Kılıç, eski Fransa Cumhurbaşkanı Nicolas Sarkozy döneminde siyasi olarak başlayan engellemeyle beraber, AB üyelik sürecinde bu noktalara gelindiğine dikkati çekti.

Eleştiri getirirken, "Türkiye, AB müktesebatından uzaklaşmıştır" denildiğini ancak müzakerelere de yanaşmadığını vurgulayan Kılıç, şöyle konuştu:

"Sen benimle müzakere etmezsen ben ne yapacağım. Buna rağmen biz dedik ki 'Bu, Türkiye'nin bir medeniyet projesidir, siyasi anlamda değerler birliği olarak gördüğümüz bir bloktur AB. Üyelik konusunda elimizden geleni yapacağız.' Bu noktada da çalışmalarımızı sürdürdük. Karşılığında ne gördük, sadece ve sadece 'onu yapmadınız, bunu yapmadınız', engellemeler… Kusura bakmasınlar, AB, Güney Kıbrıs Rum Yönetiminin esiri olmuş şekilde Türkiye'ye karşı bir tutum içerisinde. Bunu Yunanistan ile ilgili olarak da görüyoruz. Yunanistan AB'ye sırtını dayamış olmasından dolayı bu kadar cesur açıklamalar yapıyor."

Raporda, hak ve özgürlükler konusunda da eleştiriler yapıldığını ifade eden Kılıç, Türkiye'deki son 18 yılda hak ve özgürlükler, ifade özgürlüğü konularındaki faaliyetlerin görmezden gelindiğini kaydetti.

– "Hiç kimse bir inancın şubesini açma yetkisine sahip değildir"

Fransa Cumhurbaşkanı Emmanuel Macron'ın, İslam dini konusundaki sözlerini de eleştiren Kılıç, eleştiri getirirken işgal ettiği makamdan dolayı Fransa Cumhurbaşkanı'na "Sayın Macron" diyeceğini, şahsen saygıyı hak etmeyen bir kişi olduğunu söyledi.

TBMM Dışişleri Komisyonu Başkanı Kılıç, Macron'un İslam diniyle ilgili açıklamasının altındaki en temel düşüncenin, sömürgecilik olduğuna işaret ederek, sözlerini şöyle sürdürdü:

"Cumhurbaşkanımız Recep Tayyip Erdoğan cevabı kendisine misliyle verdi.

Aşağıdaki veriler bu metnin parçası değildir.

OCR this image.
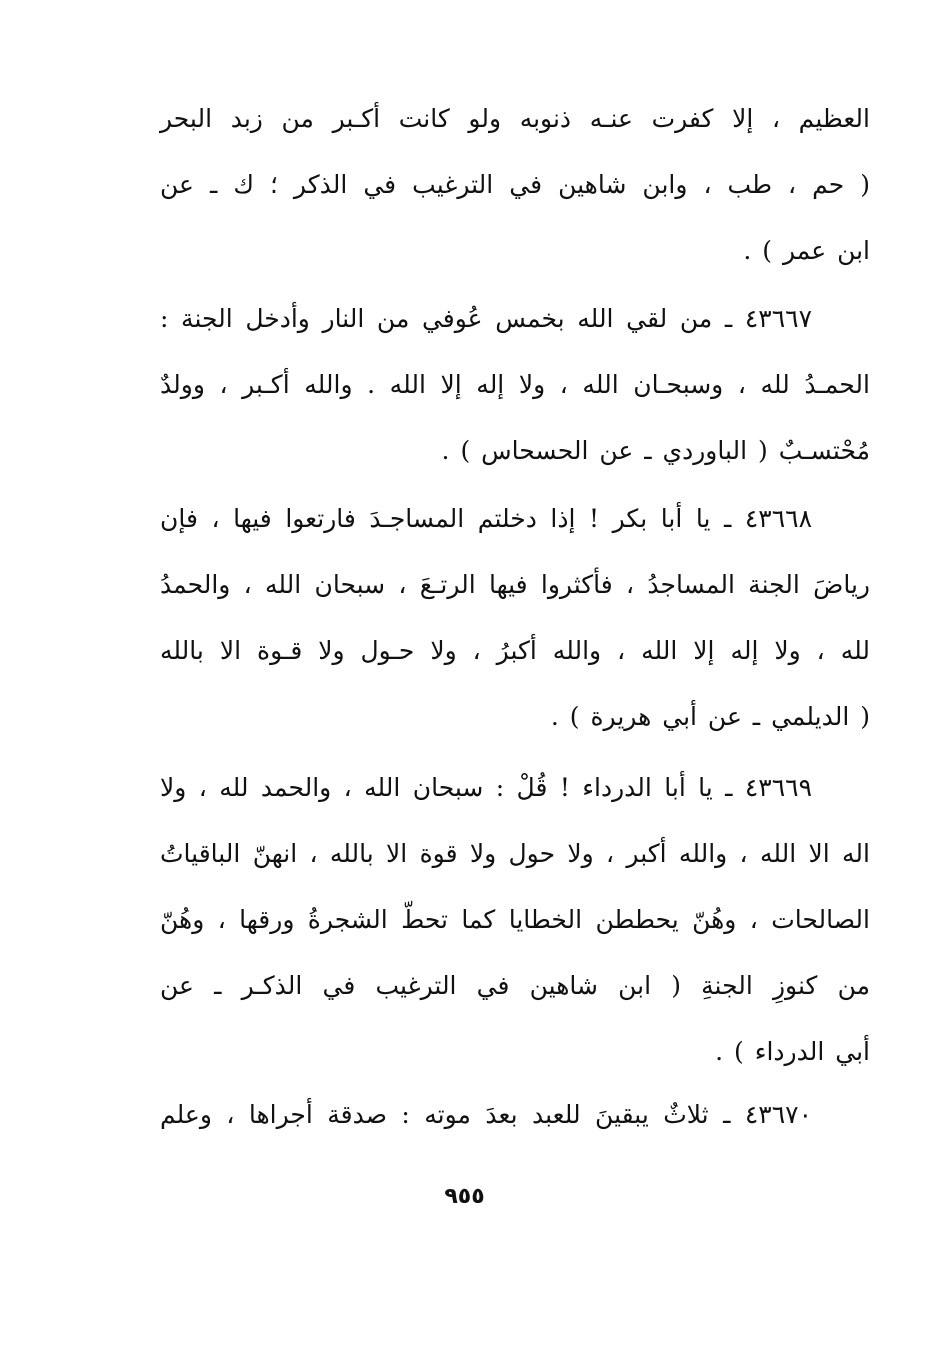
العظيم ، إلا كفرت عنـه ذنوبه ولو كانت أكـبر من زبد البحر
( حم ، طب ، وابن شاهين في الترغيب في الذكر ؛ ك ـ عن
ابن عمر ) .
٤٣٦٦٧ ـ من لقي الله بخمس عُوفي من النار وأدخل الجنة :
الحمـدُ لله ، وسبحـان الله ، ولا إله إلا الله . والله أكـبر ، وولدٌ
مُحْتسـبٌ ( الباوردي ـ عن الحسحاس ) .
٤٣٦٦٨ ـ يا أبا بكر ! إذا دخلتم المساجـدَ فارتعوا فيها ، فإن
رياضَ الجنة المساجدُ ، فأكثروا فيها الرتـعَ ، سبحان الله ، والحمدُ
لله ، ولا إله إلا الله ، والله أكبرُ ، ولا حـول ولا قـوة الا بالله
( الديلمي ـ عن أبي هريرة ) .
٤٣٦٦٩ ـ يا أبا الدرداء ! قُلْ : سبحان الله ، والحمد لله ، ولا
اله الا الله ، والله أكبر ، ولا حول ولا قوة الا بالله ، انهنّ الباقياتُ
الصالحات ، وهُنّ يحططن الخطايا كما تحطّ الشجرةُ ورقها ، وهُنّ
من كنوزِ الجنةِ ( ابن شاهين في الترغيب في الذكـر ـ عن
أبي الدرداء ) .
٤٣٦٧٠ ـ ثلاثٌ يبقينَ للعبد بعدَ موته : صدقة أجراها ، وعلم
٩٥٥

TBMM Dışişleri Komisyonu Başkanı olarak da Fransa Cumhurbaşkanı Sayın Macron'ın bu noktada sarf ettiği sözleri kınıyorum. Hiç kimse bir inancın şubesini açma düşüncesine, yetkisine sahip değildir. Hele hele İslam ile ilgili. 1,5 milyardan fazla insanın inandığı dine bu tip kabul edilemez, edep dışı yaklaşımla yakıştırma yapıyorsun. Bunun cevabını da alırsın. Cevabı da bütün dünyada sana tepki olarak gelir.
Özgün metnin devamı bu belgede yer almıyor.